The battery technology is only one element of the transition to e-bus fleets, and arguably the least complex logistically. As important, and as varied, are the recharging systems that allow such vehicles to replenish their batteries. Some buses can be “trickle” charged at bus garages overnight, during off-peak hours, while others are designed to allow for rapid en route refuelling. With the latter, there are several variations: Some situate the contact surface on the bottom of the bus, which means the driver must position the vehicle above a charging point. Others are recharged from above, using so-called pantographs, which are trapezoidal structures that lift off the top of the bus and connect with a charge point.

For large transit systems, these infrastructure elements of e-bus fleets represent substantial outlays and changes in bus garages. Bem Case, the TTC’s head of vehicle programs, says the agency has opted to go with overnight recharging because of the cost and complexity of building recharging stations on a bus route network almost 7,000 km long. Toronto Hydro, the local utility, is assessing how much additional power is required for larger numbers of charging stations in the agency’s seven bus garages. The process could entail building new sub-stations and back-up generators, Case says. Toronto Hydro hasn’t yet released a cost estimate.

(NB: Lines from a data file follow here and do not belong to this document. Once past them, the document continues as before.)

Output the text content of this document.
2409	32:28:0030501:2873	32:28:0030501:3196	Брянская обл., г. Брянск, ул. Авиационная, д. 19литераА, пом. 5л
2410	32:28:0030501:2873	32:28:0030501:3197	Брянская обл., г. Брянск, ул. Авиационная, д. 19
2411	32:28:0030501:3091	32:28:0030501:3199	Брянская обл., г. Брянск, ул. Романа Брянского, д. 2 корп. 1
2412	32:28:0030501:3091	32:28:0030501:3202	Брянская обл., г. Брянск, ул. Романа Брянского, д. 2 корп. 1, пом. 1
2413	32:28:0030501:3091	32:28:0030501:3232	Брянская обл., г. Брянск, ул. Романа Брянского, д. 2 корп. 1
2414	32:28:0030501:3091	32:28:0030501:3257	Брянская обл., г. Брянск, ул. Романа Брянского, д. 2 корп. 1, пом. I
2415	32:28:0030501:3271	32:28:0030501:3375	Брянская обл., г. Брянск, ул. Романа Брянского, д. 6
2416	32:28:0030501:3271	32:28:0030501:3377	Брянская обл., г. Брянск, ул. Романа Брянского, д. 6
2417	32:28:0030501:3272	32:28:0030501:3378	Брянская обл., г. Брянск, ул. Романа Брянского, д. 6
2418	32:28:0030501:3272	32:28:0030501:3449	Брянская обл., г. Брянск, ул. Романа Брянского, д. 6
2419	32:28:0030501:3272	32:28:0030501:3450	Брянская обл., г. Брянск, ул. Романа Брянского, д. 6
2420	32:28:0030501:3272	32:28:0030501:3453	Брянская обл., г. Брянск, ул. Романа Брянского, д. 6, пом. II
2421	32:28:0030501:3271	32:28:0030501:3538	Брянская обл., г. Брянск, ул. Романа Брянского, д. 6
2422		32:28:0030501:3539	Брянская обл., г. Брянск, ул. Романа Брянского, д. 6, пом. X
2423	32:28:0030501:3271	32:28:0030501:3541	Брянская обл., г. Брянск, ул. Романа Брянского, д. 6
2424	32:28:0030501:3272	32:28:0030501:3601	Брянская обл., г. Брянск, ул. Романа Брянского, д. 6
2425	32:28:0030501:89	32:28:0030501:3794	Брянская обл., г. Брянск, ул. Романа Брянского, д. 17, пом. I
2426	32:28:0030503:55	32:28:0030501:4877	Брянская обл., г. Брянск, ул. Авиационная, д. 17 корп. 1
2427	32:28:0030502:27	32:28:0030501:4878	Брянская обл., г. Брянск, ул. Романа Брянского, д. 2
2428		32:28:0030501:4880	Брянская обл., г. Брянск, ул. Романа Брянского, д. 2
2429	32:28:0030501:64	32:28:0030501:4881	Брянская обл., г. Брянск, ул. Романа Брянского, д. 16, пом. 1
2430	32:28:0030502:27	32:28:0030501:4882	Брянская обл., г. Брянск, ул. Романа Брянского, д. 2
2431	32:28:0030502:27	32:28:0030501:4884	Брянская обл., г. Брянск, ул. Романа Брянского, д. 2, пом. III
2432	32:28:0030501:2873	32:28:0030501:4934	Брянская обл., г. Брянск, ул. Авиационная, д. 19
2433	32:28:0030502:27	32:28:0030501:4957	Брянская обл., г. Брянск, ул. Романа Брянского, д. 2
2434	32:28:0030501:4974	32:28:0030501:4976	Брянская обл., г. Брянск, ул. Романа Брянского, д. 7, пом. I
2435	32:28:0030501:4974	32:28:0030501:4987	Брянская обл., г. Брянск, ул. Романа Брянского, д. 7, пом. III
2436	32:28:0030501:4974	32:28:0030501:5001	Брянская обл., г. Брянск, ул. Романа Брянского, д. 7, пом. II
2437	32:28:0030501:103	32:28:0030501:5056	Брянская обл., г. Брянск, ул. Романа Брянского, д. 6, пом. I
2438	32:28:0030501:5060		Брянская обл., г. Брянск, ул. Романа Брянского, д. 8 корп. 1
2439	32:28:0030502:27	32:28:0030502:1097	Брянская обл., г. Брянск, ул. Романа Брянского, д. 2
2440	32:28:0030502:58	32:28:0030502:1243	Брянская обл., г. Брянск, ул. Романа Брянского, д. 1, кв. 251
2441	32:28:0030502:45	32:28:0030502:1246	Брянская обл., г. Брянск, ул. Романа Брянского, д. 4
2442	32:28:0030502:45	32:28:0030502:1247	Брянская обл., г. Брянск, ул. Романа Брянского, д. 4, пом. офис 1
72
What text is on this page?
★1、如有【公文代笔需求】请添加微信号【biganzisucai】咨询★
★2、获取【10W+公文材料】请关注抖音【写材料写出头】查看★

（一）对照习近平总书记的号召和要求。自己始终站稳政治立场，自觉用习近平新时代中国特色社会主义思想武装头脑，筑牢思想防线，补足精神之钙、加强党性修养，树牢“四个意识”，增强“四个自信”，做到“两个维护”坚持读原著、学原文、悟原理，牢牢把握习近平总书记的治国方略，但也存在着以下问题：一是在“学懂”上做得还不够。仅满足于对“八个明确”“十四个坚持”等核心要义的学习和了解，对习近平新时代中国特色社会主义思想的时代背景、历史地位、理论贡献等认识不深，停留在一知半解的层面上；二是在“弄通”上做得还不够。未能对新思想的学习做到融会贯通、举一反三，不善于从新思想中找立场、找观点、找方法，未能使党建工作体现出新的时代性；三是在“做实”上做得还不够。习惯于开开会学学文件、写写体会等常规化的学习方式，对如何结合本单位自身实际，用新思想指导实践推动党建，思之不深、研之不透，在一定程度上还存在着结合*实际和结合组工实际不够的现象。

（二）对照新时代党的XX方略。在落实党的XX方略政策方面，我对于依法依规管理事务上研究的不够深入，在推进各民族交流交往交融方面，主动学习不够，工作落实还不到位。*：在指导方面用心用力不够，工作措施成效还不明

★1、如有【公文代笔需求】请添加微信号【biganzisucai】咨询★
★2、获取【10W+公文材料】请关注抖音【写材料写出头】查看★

Besides these details, e-buses are just very different vehicles, with new or substantially altered internal systems. Transit officials point out that their maintenance crews need to be trained on how to service them, although those tasks will likely be easier. E-buses have 30 per cent fewer moving parts, Case notes, and thus are less susceptible to the sort of wear-and-tear that requires most transit agencies to undertake complete combustion engine and drive-train rebuilds after a conventional bus has clocked about 10 years of service. Edmonton officials predict a 35 per cent savings on operating and maintenance costs, as well as a boost from federal transit funding for green technology.

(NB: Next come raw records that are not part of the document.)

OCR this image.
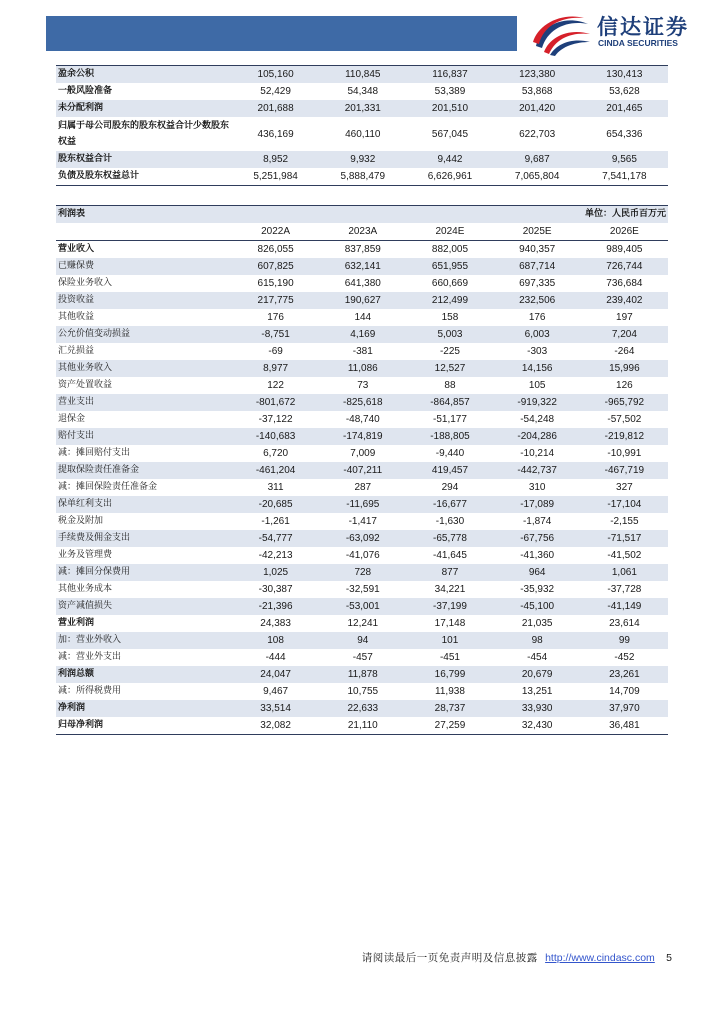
信达证券
CINDA SECURITIES
盈余公积	105,160	110,845	116,837	123,380	130,413
一般风险准备	52,429	54,348	53,389	53,868	53,628
未分配利润	201,688	201,331	201,510	201,420	201,465
归属于母公司股东的股东权益合计少数股东权益	436,169	460,110	567,045	622,703	654,336
股东权益合计	8,952	9,932	9,442	9,687	9,565
负债及股东权益总计	5,251,984	5,888,479	6,626,961	7,065,804	7,541,178
利润表	单位：人民币百万元				
	2022A	2023A	2024E	2025E	2026E
营业收入	826,055	837,859	882,005	940,357	989,405
已赚保费	607,825	632,141	651,955	687,714	726,744
保险业务收入	615,190	641,380	660,669	697,335	736,684
投资收益	217,775	190,627	212,499	232,506	239,402
其他收益	176	144	158	176	197
公允价值变动损益	-8,751	4,169	5,003	6,003	7,204
汇兑损益	-69	-381	-225	-303	-264
其他业务收入	8,977	11,086	12,527	14,156	15,996
资产处置收益	122	73	88	105	126
营业支出	-801,672	-825,618	-864,857	-919,322	-965,792
退保金	-37,122	-48,740	-51,177	-54,248	-57,502
赔付支出	-140,683	-174,819	-188,805	-204,286	-219,812
减：摊回赔付支出	6,720	7,009	-9,440	-10,214	-10,991
提取保险责任准备金	-461,204	-407,211	419,457	-442,737	-467,719
减：摊回保险责任准备金	311	287	294	310	327
保单红利支出	-20,685	-11,695	-16,677	-17,089	-17,104
税金及附加	-1,261	-1,417	-1,630	-1,874	-2,155
手续费及佣金支出	-54,777	-63,092	-65,778	-67,756	-71,517
业务及管理费	-42,213	-41,076	-41,645	-41,360	-41,502
减：摊回分保费用	1,025	728	877	964	1,061
其他业务成本	-30,387	-32,591	34,221	-35,932	-37,728
资产减值损失	-21,396	-53,001	-37,199	-45,100	-41,149
营业利润	24,383	12,241	17,148	21,035	23,614
加：营业外收入	108	94	101	98	99
减：营业外支出	-444	-457	-451	-454	-452
利润总额	24,047	11,878	16,799	20,679	23,261
减：所得税费用	9,467	10,755	11,938	13,251	14,709
净利润	33,514	22,633	28,737	33,930	37,970
归母净利润	32,082	21,110	27,259	32,430	36,481
请阅读最后一页免责声明及信息披露 http://www.cindasc.com 5
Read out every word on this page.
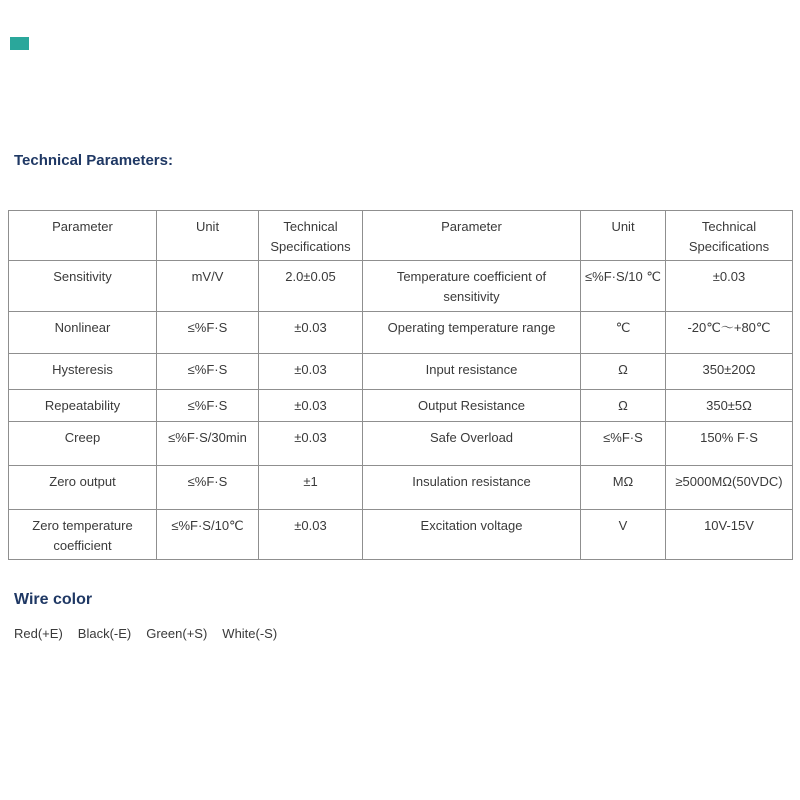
Technical Parameters:
Parameter	Unit	Technical Specifications	Parameter	Unit	Technical Specifications
Sensitivity	mV/V	2.0±0.05	Temperature coefficient of sensitivity	≤%F·S/10 ℃	±0.03
Nonlinear	≤%F·S	±0.03	Operating temperature range	℃	-20℃～+80℃
Hysteresis	≤%F·S	±0.03	Input resistance	Ω	350±20Ω
Repeatability	≤%F·S	±0.03	Output Resistance	Ω	350±5Ω
Creep	≤%F·S/30min	±0.03	Safe Overload	≤%F·S	150% F·S
Zero output	≤%F·S	±1	Insulation resistance	MΩ	≥5000MΩ(50VDC)
Zero temperature coefficient	≤%F·S/10℃	±0.03	Excitation voltage	V	10V-15V
Wire color
Red(+E) Black(-E) Green(+S) White(-S)
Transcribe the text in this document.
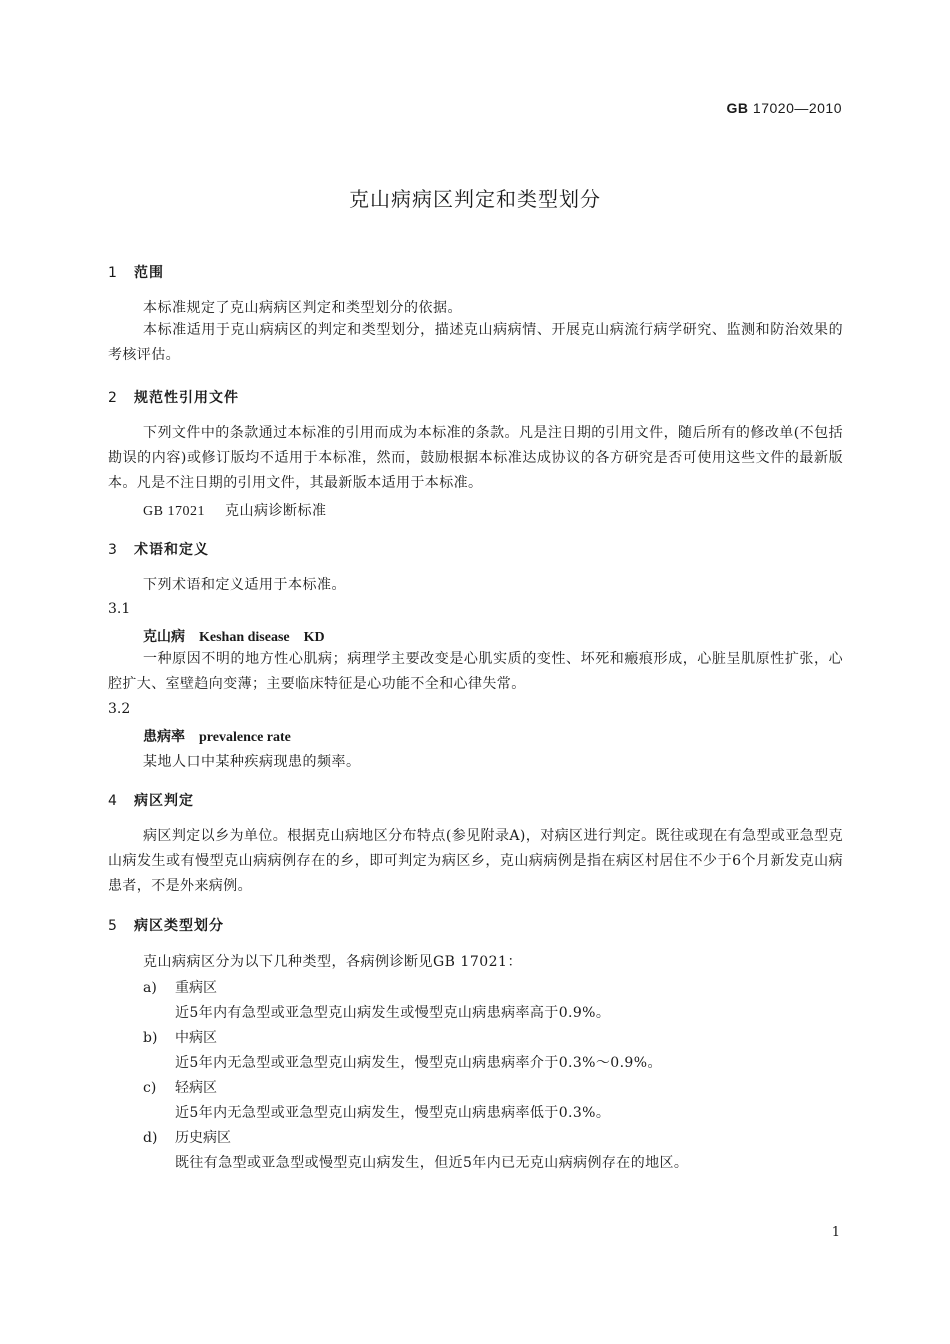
GB 17020—2010
克山病病区判定和类型划分
1 范围
本标准规定了克山病病区判定和类型划分的依据。
本标准适用于克山病病区的判定和类型划分，描述克山病病情、开展克山病流行病学研究、监测和防治效果的考核评估。
2 规范性引用文件
下列文件中的条款通过本标准的引用而成为本标准的条款。凡是注日期的引用文件，随后所有的修改单(不包括勘误的内容)或修订版均不适用于本标准，然而，鼓励根据本标准达成协议的各方研究是否可使用这些文件的最新版本。凡是不注日期的引用文件，其最新版本适用于本标准。
GB 17021 克山病诊断标准
3 术语和定义
下列术语和定义适用于本标准。
3.1
克山病 Keshan disease KD
一种原因不明的地方性心肌病；病理学主要改变是心肌实质的变性、坏死和瘢痕形成，心脏呈肌原性扩张，心腔扩大、室壁趋向变薄；主要临床特征是心功能不全和心律失常。
3.2
患病率 prevalence rate
某地人口中某种疾病现患的频率。
4 病区判定
病区判定以乡为单位。根据克山病地区分布特点(参见附录A)，对病区进行判定。既往或现在有急型或亚急型克山病发生或有慢型克山病病例存在的乡，即可判定为病区乡，克山病病例是指在病区村居住不少于6个月新发克山病患者，不是外来病例。
5 病区类型划分
克山病病区分为以下几种类型，各病例诊断见GB 17021：
a) 重病区
近5年内有急型或亚急型克山病发生或慢型克山病患病率高于0.9%。
b) 中病区
近5年内无急型或亚急型克山病发生，慢型克山病患病率介于0.3%～0.9%。
c) 轻病区
近5年内无急型或亚急型克山病发生，慢型克山病患病率低于0.3%。
d) 历史病区
既往有急型或亚急型或慢型克山病发生，但近5年内已无克山病病例存在的地区。
1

The question, ultimately, is at what point does the all-in lifecycle cost, plus the broader environmental and air quality benefits, make the e-bus a more financially viable investment for transit agencies that tend to operate at a loss. A definitive answer is still elusive because harsh winter weather, as well as briny slush, does take a toll on vehicles. But it’s clear that e-buses have clear advantages that will become more pronounced as battery efficiency improves. Most have specialized braking systems that recover energy when the bus is slowed. And because they don’t need to lug around a heavy internal combustion engine and a tank full of gas, e-buses are lighter and thus more energy efficient.

The huge Chinese market is also playing an important role, as the giant orders create economies of scale on key e-bus components that benefit transit agencies around the world. “What they’re doing in China is fantastic,” says the C40’s Watson.

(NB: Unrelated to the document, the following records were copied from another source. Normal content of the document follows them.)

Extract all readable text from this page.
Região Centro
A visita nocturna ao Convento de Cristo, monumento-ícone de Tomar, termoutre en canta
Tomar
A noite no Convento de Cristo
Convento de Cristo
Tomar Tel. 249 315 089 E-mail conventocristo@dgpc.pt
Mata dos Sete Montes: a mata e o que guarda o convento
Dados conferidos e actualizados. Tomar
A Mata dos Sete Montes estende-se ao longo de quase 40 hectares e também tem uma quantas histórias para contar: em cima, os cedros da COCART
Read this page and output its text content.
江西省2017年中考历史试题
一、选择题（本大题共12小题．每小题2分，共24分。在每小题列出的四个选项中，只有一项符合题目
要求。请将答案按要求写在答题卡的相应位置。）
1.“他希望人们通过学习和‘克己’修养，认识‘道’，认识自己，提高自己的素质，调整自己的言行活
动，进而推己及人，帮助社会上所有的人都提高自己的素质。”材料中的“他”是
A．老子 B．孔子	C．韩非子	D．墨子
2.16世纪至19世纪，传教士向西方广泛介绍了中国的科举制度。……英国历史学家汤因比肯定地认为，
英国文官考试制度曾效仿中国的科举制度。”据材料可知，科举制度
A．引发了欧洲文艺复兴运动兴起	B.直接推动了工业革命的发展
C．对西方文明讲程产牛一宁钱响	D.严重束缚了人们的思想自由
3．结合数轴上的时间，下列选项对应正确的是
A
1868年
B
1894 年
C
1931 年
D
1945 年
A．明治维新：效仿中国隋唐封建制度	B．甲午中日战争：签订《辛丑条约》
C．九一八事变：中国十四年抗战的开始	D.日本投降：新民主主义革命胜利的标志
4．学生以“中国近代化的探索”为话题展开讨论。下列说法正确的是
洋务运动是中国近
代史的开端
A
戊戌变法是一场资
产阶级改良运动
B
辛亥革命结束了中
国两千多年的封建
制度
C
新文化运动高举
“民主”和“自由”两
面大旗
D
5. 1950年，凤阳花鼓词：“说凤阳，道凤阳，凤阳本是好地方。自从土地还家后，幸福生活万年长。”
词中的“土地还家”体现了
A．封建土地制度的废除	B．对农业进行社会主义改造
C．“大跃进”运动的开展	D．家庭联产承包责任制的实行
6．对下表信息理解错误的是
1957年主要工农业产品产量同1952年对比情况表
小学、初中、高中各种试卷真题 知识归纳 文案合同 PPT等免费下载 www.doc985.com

Proterra’s Horton says the spin-off benefit for e-bus firms outside China is that the mass production of the core components of batteries has had an significant impact because production costs have fallen sharply. “We’ve been able to take advantage of very low battery module commodity prices,” he says.

The latest evaluations bear out how much the price story has changed in just a few years. According to a new study from the International Council on Clean Transportation, the long-term financial and environmental benefits now exceed the higher upfront capital outlay for these vehicles.

As Watson observes, “The total cost of ownership shows that electric buses come out very well.”